The recent publicity around bed shortages and elective surgery delays in Auckland and Dunedin Hospitals highlights the challenges for those managing in the health sector. There is nothing new about any of this and it's highly likely that all large public hospitals are having the same issues. Running a public hospital in the New Zealand Health Service has to be the ultimate ''hospital pass''.
All district health boards admitting acute surgical patients will have a good historical idea of the number of acute surgical admissions they can expect every day and the procedures they are likely to require. They report this data to the Ministry of Health so it should enable hospitals to allocate the required amount of acute surgical time to the predicted ''incoming'' flows.
Typically, this is done via the Master Surgical Schedule (MSS) a ''production planning'' document that allocates surgeons regular theatre time to complete procedures that are planned for. As a rule of thumb, the MSS should contain an allocation of acute theatre time to clear 80% of acute surgical bookings within 24 hours, and 100% in 48 hours.
The focus of surgical service performance is elective surgical volumes, but it is not generally realised that it is the smooth handling of acute surgical patients that is the key to achieving contracted elective service volumes.
Operationally it's ''Look after the Acutes and the Electives will take care of themselves''. It reflects the reality that if acute patients are not dealt with promptly, they await care in the inpatient wards, preventing the admission of elective patients - resulting in the postponement of their procedures that has been the subject of media comment.
The elective operating theatre time thus freed up becomes available to clear the acute backlog and free up the ''blocked'' beds. This enables the elective system to resume, or reset. The whole system is essentially ''self-managing'' with operational managers simply responding to the latest manifestation of the ''crisis''.
The recent public focus has been on bed availability, or lack thereof. The assumption is that patients occupying hospital beds are recuperating from a medical or surgical event, but they may be in a queue for an acute operating theatre, X-rays or some other investigation - perhaps waiting for a care plan, or discharge decision, at the next ward round.
Unfortunately, the management of surgical services in a public hospital is ''Book and Hope'' - tell a lot of patients to come to the hospital and hope the resources to treat them will be available. If not, send them away and repeat the process. Nobody - patients, funders and providers - is happy with this approach.
Moving to a ''Predict and Plan'' environment - in which the current capacity of the hospitals is known and matched with the requirements of incoming patients - has proved elusive and challenging. The clinical skill of the doctors, nurses and allied health professionals in New Zealand public hospitals are generally as good as you find anywhere in the world.

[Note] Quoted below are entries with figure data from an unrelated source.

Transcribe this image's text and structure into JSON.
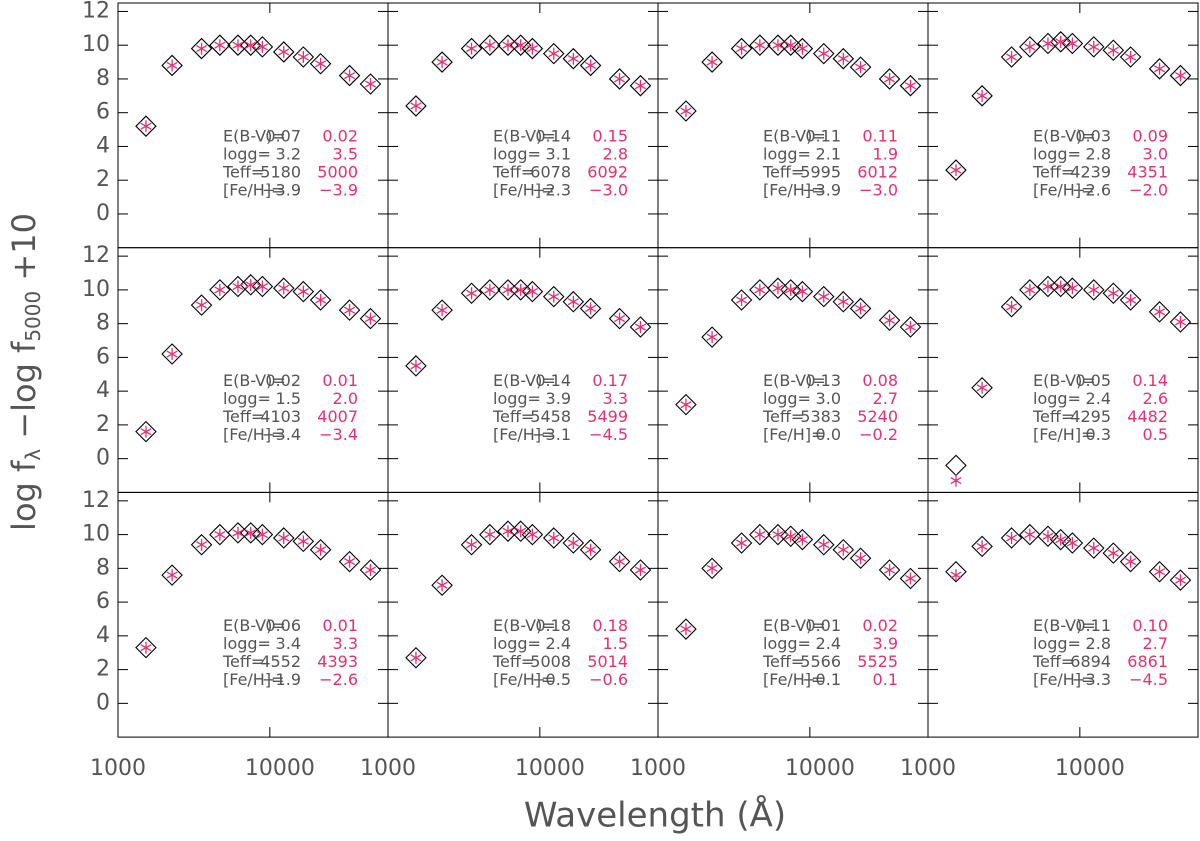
{
  "xlabel": "Wavelength (Å)",
  "ylabel": [
    "log f",
    "λ",
    " −log f",
    "5000",
    " +10"
  ],
  "chart_data": [
    {
      "type": "scatter",
      "log_x": true,
      "xlim": [
        1000,
        60000
      ],
      "xticks": [
        1000,
        10000
      ],
      "ylim": [
        -2,
        12.5
      ],
      "yticks": [
        0,
        2,
        4,
        6,
        8,
        10,
        12
      ],
      "x": [
        1528,
        2271,
        3551,
        4686,
        6166,
        7480,
        8932,
        12350,
        16620,
        21590,
        33500,
        46000
      ],
      "series": [
        {
          "marker": "diamond",
          "color": "#000000",
          "values": [
            5.2,
            8.8,
            9.8,
            10.0,
            10.0,
            10.0,
            9.9,
            9.6,
            9.3,
            8.9,
            8.2,
            7.7
          ]
        },
        {
          "marker": "asterisk",
          "color": "#e8306a",
          "values": [
            5.2,
            8.8,
            9.8,
            10.0,
            10.0,
            10.0,
            9.9,
            9.6,
            9.3,
            8.9,
            8.2,
            7.7
          ]
        }
      ],
      "params": [
        {
          "label": "E(B-V)=",
          "value": "0.07",
          "model": "0.02"
        },
        {
          "label": "logg=",
          "value": "3.2",
          "model": "3.5"
        },
        {
          "label": "Teff=",
          "value": "5180",
          "model": "5000"
        },
        {
          "label": "[Fe/H]=",
          "value": "−3.9",
          "model": "−3.9"
        }
      ]
    },
    {
      "type": "scatter",
      "log_x": true,
      "xlim": [
        1000,
        60000
      ],
      "xticks": [
        1000,
        10000
      ],
      "ylim": [
        -2,
        12.5
      ],
      "yticks": [
        0,
        2,
        4,
        6,
        8,
        10,
        12
      ],
      "x": [
        1528,
        2271,
        3551,
        4686,
        6166,
        7480,
        8932,
        12350,
        16620,
        21590,
        33500,
        46000
      ],
      "series": [
        {
          "marker": "diamond",
          "color": "#000000",
          "values": [
            6.4,
            9.0,
            9.8,
            10.0,
            10.0,
            10.0,
            9.8,
            9.5,
            9.2,
            8.8,
            8.0,
            7.6
          ]
        },
        {
          "marker": "asterisk",
          "color": "#e8306a",
          "values": [
            6.4,
            9.0,
            9.8,
            10.0,
            10.0,
            10.0,
            9.8,
            9.5,
            9.2,
            8.8,
            8.0,
            7.6
          ]
        }
      ],
      "params": [
        {
          "label": "E(B-V)=",
          "value": "0.14",
          "model": "0.15"
        },
        {
          "label": "logg=",
          "value": "3.1",
          "model": "2.8"
        },
        {
          "label": "Teff=",
          "value": "6078",
          "model": "6092"
        },
        {
          "label": "[Fe/H]=",
          "value": "−2.3",
          "model": "−3.0"
        }
      ]
    },
    {
      "type": "scatter",
      "log_x": true,
      "xlim": [
        1000,
        60000
      ],
      "xticks": [
        1000,
        10000
      ],
      "ylim": [
        -2,
        12.5
      ],
      "yticks": [
        0,
        2,
        4,
        6,
        8,
        10,
        12
      ],
      "x": [
        1528,
        2271,
        3551,
        4686,
        6166,
        7480,
        8932,
        12350,
        16620,
        21590,
        33500,
        46000
      ],
      "series": [
        {
          "marker": "diamond",
          "color": "#000000",
          "values": [
            6.1,
            9.0,
            9.8,
            10.0,
            10.0,
            10.0,
            9.8,
            9.5,
            9.2,
            8.7,
            8.0,
            7.6
          ]
        },
        {
          "marker": "asterisk",
          "color": "#e8306a",
          "values": [
            6.1,
            9.0,
            9.8,
            10.0,
            10.0,
            10.0,
            9.8,
            9.5,
            9.2,
            8.7,
            8.0,
            7.6
          ]
        }
      ],
      "params": [
        {
          "label": "E(B-V)=",
          "value": "0.11",
          "model": "0.11"
        },
        {
          "label": "logg=",
          "value": "2.1",
          "model": "1.9"
        },
        {
          "label": "Teff=",
          "value": "5995",
          "model": "6012"
        },
        {
          "label": "[Fe/H]=",
          "value": "−3.9",
          "model": "−3.0"
        }
      ]
    },
    {
      "type": "scatter",
      "log_x": true,
      "xlim": [
        1000,
        60000
      ],
      "xticks": [
        1000,
        10000
      ],
      "ylim": [
        -2,
        12.5
      ],
      "yticks": [
        0,
        2,
        4,
        6,
        8,
        10,
        12
      ],
      "x": [
        1528,
        2271,
        3551,
        4686,
        6166,
        7480,
        8932,
        12350,
        16620,
        21590,
        33500,
        46000
      ],
      "series": [
        {
          "marker": "diamond",
          "color": "#000000",
          "values": [
            2.6,
            7.0,
            9.3,
            9.9,
            10.1,
            10.2,
            10.1,
            9.9,
            9.7,
            9.3,
            8.6,
            8.2
          ]
        },
        {
          "marker": "asterisk",
          "color": "#e8306a",
          "values": [
            2.6,
            7.0,
            9.3,
            9.9,
            10.1,
            10.2,
            10.1,
            9.9,
            9.7,
            9.3,
            8.6,
            8.2
          ]
        }
      ],
      "params": [
        {
          "label": "E(B-V)=",
          "value": "0.03",
          "model": "0.09"
        },
        {
          "label": "logg=",
          "value": "2.8",
          "model": "3.0"
        },
        {
          "label": "Teff=",
          "value": "4239",
          "model": "4351"
        },
        {
          "label": "[Fe/H]=",
          "value": "−2.6",
          "model": "−2.0"
        }
      ]
    },
    {
      "type": "scatter",
      "log_x": true,
      "xlim": [
        1000,
        60000
      ],
      "xticks": [
        1000,
        10000
      ],
      "ylim": [
        -2,
        12.5
      ],
      "yticks": [
        0,
        2,
        4,
        6,
        8,
        10,
        12
      ],
      "x": [
        1528,
        2271,
        3551,
        4686,
        6166,
        7480,
        8932,
        12350,
        16620,
        21590,
        33500,
        46000
      ],
      "series": [
        {
          "marker": "diamond",
          "color": "#000000",
          "values": [
            1.6,
            6.2,
            9.1,
            10.0,
            10.2,
            10.3,
            10.2,
            10.1,
            9.9,
            9.4,
            8.8,
            8.3
          ]
        },
        {
          "marker": "asterisk",
          "color": "#e8306a",
          "values": [
            1.6,
            6.2,
            9.1,
            10.0,
            10.2,
            10.3,
            10.2,
            10.1,
            9.9,
            9.4,
            8.8,
            8.3
          ]
        }
      ],
      "params": [
        {
          "label": "E(B-V)=",
          "value": "0.02",
          "model": "0.01"
        },
        {
          "label": "logg=",
          "value": "1.5",
          "model": "2.0"
        },
        {
          "label": "Teff=",
          "value": "4103",
          "model": "4007"
        },
        {
          "label": "[Fe/H]=",
          "value": "−3.4",
          "model": "−3.4"
        }
      ]
    },
    {
      "type": "scatter",
      "log_x": true,
      "xlim": [
        1000,
        60000
      ],
      "xticks": [
        1000,
        10000
      ],
      "ylim": [
        -2,
        12.5
      ],
      "yticks": [
        0,
        2,
        4,
        6,
        8,
        10,
        12
      ],
      "x": [
        1528,
        2271,
        3551,
        4686,
        6166,
        7480,
        8932,
        12350,
        16620,
        21590,
        33500,
        46000
      ],
      "series": [
        {
          "marker": "diamond",
          "color": "#000000",
          "values": [
            5.5,
            8.8,
            9.8,
            10.0,
            10.0,
            10.0,
            9.9,
            9.6,
            9.3,
            8.9,
            8.3,
            7.8
          ]
        },
        {
          "marker": "asterisk",
          "color": "#e8306a",
          "values": [
            5.5,
            8.8,
            9.8,
            10.0,
            10.0,
            10.0,
            9.9,
            9.6,
            9.3,
            8.9,
            8.3,
            7.8
          ]
        }
      ],
      "params": [
        {
          "label": "E(B-V)=",
          "value": "0.14",
          "model": "0.17"
        },
        {
          "label": "logg=",
          "value": "3.9",
          "model": "3.3"
        },
        {
          "label": "Teff=",
          "value": "5458",
          "model": "5499"
        },
        {
          "label": "[Fe/H]=",
          "value": "−3.1",
          "model": "−4.5"
        }
      ]
    },
    {
      "type": "scatter",
      "log_x": true,
      "xlim": [
        1000,
        60000
      ],
      "xticks": [
        1000,
        10000
      ],
      "ylim": [
        -2,
        12.5
      ],
      "yticks": [
        0,
        2,
        4,
        6,
        8,
        10,
        12
      ],
      "x": [
        1528,
        2271,
        3551,
        4686,
        6166,
        7480,
        8932,
        12350,
        16620,
        21590,
        33500,
        46000
      ],
      "series": [
        {
          "marker": "diamond",
          "color": "#000000",
          "values": [
            3.2,
            7.2,
            9.4,
            10.0,
            10.1,
            10.0,
            9.9,
            9.6,
            9.3,
            8.9,
            8.2,
            7.8
          ]
        },
        {
          "marker": "asterisk",
          "color": "#e8306a",
          "values": [
            3.2,
            7.2,
            9.4,
            10.0,
            10.1,
            10.0,
            9.9,
            9.6,
            9.3,
            8.9,
            8.2,
            7.8
          ]
        }
      ],
      "params": [
        {
          "label": "E(B-V)=",
          "value": "0.13",
          "model": "0.08"
        },
        {
          "label": "logg=",
          "value": "3.0",
          "model": "2.7"
        },
        {
          "label": "Teff=",
          "value": "5383",
          "model": "5240"
        },
        {
          "label": "[Fe/H]=",
          "value": "0.0",
          "model": "−0.2"
        }
      ]
    },
    {
      "type": "scatter",
      "log_x": true,
      "xlim": [
        1000,
        60000
      ],
      "xticks": [
        1000,
        10000
      ],
      "ylim": [
        -2,
        12.5
      ],
      "yticks": [
        0,
        2,
        4,
        6,
        8,
        10,
        12
      ],
      "x": [
        1528,
        2271,
        3551,
        4686,
        6166,
        7480,
        8932,
        12350,
        16620,
        21590,
        33500,
        46000
      ],
      "series": [
        {
          "marker": "diamond",
          "color": "#000000",
          "values": [
            -0.4,
            4.2,
            9.0,
            10.0,
            10.2,
            10.2,
            10.1,
            10.0,
            9.8,
            9.4,
            8.7,
            8.1
          ]
        },
        {
          "marker": "asterisk",
          "color": "#e8306a",
          "values": [
            -1.3,
            4.2,
            9.0,
            10.0,
            10.2,
            10.2,
            10.1,
            10.0,
            9.8,
            9.4,
            8.7,
            8.1
          ]
        }
      ],
      "params": [
        {
          "label": "E(B-V)=",
          "value": "0.05",
          "model": "0.14"
        },
        {
          "label": "logg=",
          "value": "2.4",
          "model": "2.6"
        },
        {
          "label": "Teff=",
          "value": "4295",
          "model": "4482"
        },
        {
          "label": "[Fe/H]=",
          "value": "0.3",
          "model": "0.5"
        }
      ]
    },
    {
      "type": "scatter",
      "log_x": true,
      "xlim": [
        1000,
        60000
      ],
      "xticks": [
        1000,
        10000
      ],
      "ylim": [
        -2,
        12.5
      ],
      "yticks": [
        0,
        2,
        4,
        6,
        8,
        10,
        12
      ],
      "x": [
        1528,
        2271,
        3551,
        4686,
        6166,
        7480,
        8932,
        12350,
        16620,
        21590,
        33500,
        46000
      ],
      "series": [
        {
          "marker": "diamond",
          "color": "#000000",
          "values": [
            3.3,
            7.6,
            9.4,
            10.0,
            10.1,
            10.1,
            10.0,
            9.8,
            9.6,
            9.1,
            8.4,
            7.9
          ]
        },
        {
          "marker": "asterisk",
          "color": "#e8306a",
          "values": [
            3.3,
            7.6,
            9.4,
            10.0,
            10.1,
            10.1,
            10.0,
            9.8,
            9.6,
            9.1,
            8.4,
            7.9
          ]
        }
      ],
      "params": [
        {
          "label": "E(B-V)=",
          "value": "0.06",
          "model": "0.01"
        },
        {
          "label": "logg=",
          "value": "3.4",
          "model": "3.3"
        },
        {
          "label": "Teff=",
          "value": "4552",
          "model": "4393"
        },
        {
          "label": "[Fe/H]=",
          "value": "−1.9",
          "model": "−2.6"
        }
      ]
    },
    {
      "type": "scatter",
      "log_x": true,
      "xlim": [
        1000,
        60000
      ],
      "xticks": [
        1000,
        10000
      ],
      "ylim": [
        -2,
        12.5
      ],
      "yticks": [
        0,
        2,
        4,
        6,
        8,
        10,
        12
      ],
      "x": [
        1528,
        2271,
        3551,
        4686,
        6166,
        7480,
        8932,
        12350,
        16620,
        21590,
        33500,
        46000
      ],
      "series": [
        {
          "marker": "diamond",
          "color": "#000000",
          "values": [
            2.7,
            7.0,
            9.4,
            10.0,
            10.2,
            10.2,
            10.0,
            9.8,
            9.5,
            9.1,
            8.4,
            7.9
          ]
        },
        {
          "marker": "asterisk",
          "color": "#e8306a",
          "values": [
            2.7,
            7.0,
            9.4,
            10.0,
            10.2,
            10.2,
            10.0,
            9.8,
            9.5,
            9.1,
            8.4,
            7.9
          ]
        }
      ],
      "params": [
        {
          "label": "E(B-V)=",
          "value": "0.18",
          "model": "0.18"
        },
        {
          "label": "logg=",
          "value": "2.4",
          "model": "1.5"
        },
        {
          "label": "Teff=",
          "value": "5008",
          "model": "5014"
        },
        {
          "label": "[Fe/H]=",
          "value": "−0.5",
          "model": "−0.6"
        }
      ]
    },
    {
      "type": "scatter",
      "log_x": true,
      "xlim": [
        1000,
        60000
      ],
      "xticks": [
        1000,
        10000
      ],
      "ylim": [
        -2,
        12.5
      ],
      "yticks": [
        0,
        2,
        4,
        6,
        8,
        10,
        12
      ],
      "x": [
        1528,
        2271,
        3551,
        4686,
        6166,
        7480,
        8932,
        12350,
        16620,
        21590,
        33500,
        46000
      ],
      "series": [
        {
          "marker": "diamond",
          "color": "#000000",
          "values": [
            4.4,
            8.0,
            9.5,
            10.0,
            10.0,
            9.9,
            9.7,
            9.4,
            9.1,
            8.6,
            7.9,
            7.4
          ]
        },
        {
          "marker": "asterisk",
          "color": "#e8306a",
          "values": [
            4.4,
            8.0,
            9.5,
            10.0,
            10.0,
            9.9,
            9.7,
            9.4,
            9.1,
            8.6,
            7.9,
            7.4
          ]
        }
      ],
      "params": [
        {
          "label": "E(B-V)=",
          "value": "0.01",
          "model": "0.02"
        },
        {
          "label": "logg=",
          "value": "2.4",
          "model": "3.9"
        },
        {
          "label": "Teff=",
          "value": "5566",
          "model": "5525"
        },
        {
          "label": "[Fe/H]=",
          "value": "−0.1",
          "model": "0.1"
        }
      ]
    },
    {
      "type": "scatter",
      "log_x": true,
      "xlim": [
        1000,
        60000
      ],
      "xticks": [
        1000,
        10000
      ],
      "ylim": [
        -2,
        12.5
      ],
      "yticks": [
        0,
        2,
        4,
        6,
        8,
        10,
        12
      ],
      "x": [
        1528,
        2271,
        3551,
        4686,
        6166,
        7480,
        8932,
        12350,
        16620,
        21590,
        33500,
        46000
      ],
      "series": [
        {
          "marker": "diamond",
          "color": "#000000",
          "values": [
            7.8,
            9.3,
            9.8,
            10.0,
            9.9,
            9.7,
            9.5,
            9.2,
            8.9,
            8.4,
            7.8,
            7.3
          ]
        },
        {
          "marker": "asterisk",
          "color": "#e8306a",
          "values": [
            7.6,
            9.3,
            9.8,
            10.0,
            9.9,
            9.7,
            9.5,
            9.2,
            8.9,
            8.4,
            7.8,
            7.3
          ]
        }
      ],
      "params": [
        {
          "label": "E(B-V)=",
          "value": "0.11",
          "model": "0.10"
        },
        {
          "label": "logg=",
          "value": "2.8",
          "model": "2.7"
        },
        {
          "label": "Teff=",
          "value": "6894",
          "model": "6861"
        },
        {
          "label": "[Fe/H]=",
          "value": "−3.3",
          "model": "−4.5"
        }
      ]
    }
  ]
}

Unfortunately, the operational management of the public hospitals has not kept pace with the growing capability of clinical services. Correcting this requires an agreed understanding of the prevailing operational management paradigm, a commitment to service quality and investment in operational management techniques.
There are numerous examples of excellent operational management in other industries that can be adapted to healthcare. Until we do that, managing a public hospital will remain a ''hospital pass''.
-Rob Ebert is a specialist anaesthetist at Waikato Hospital.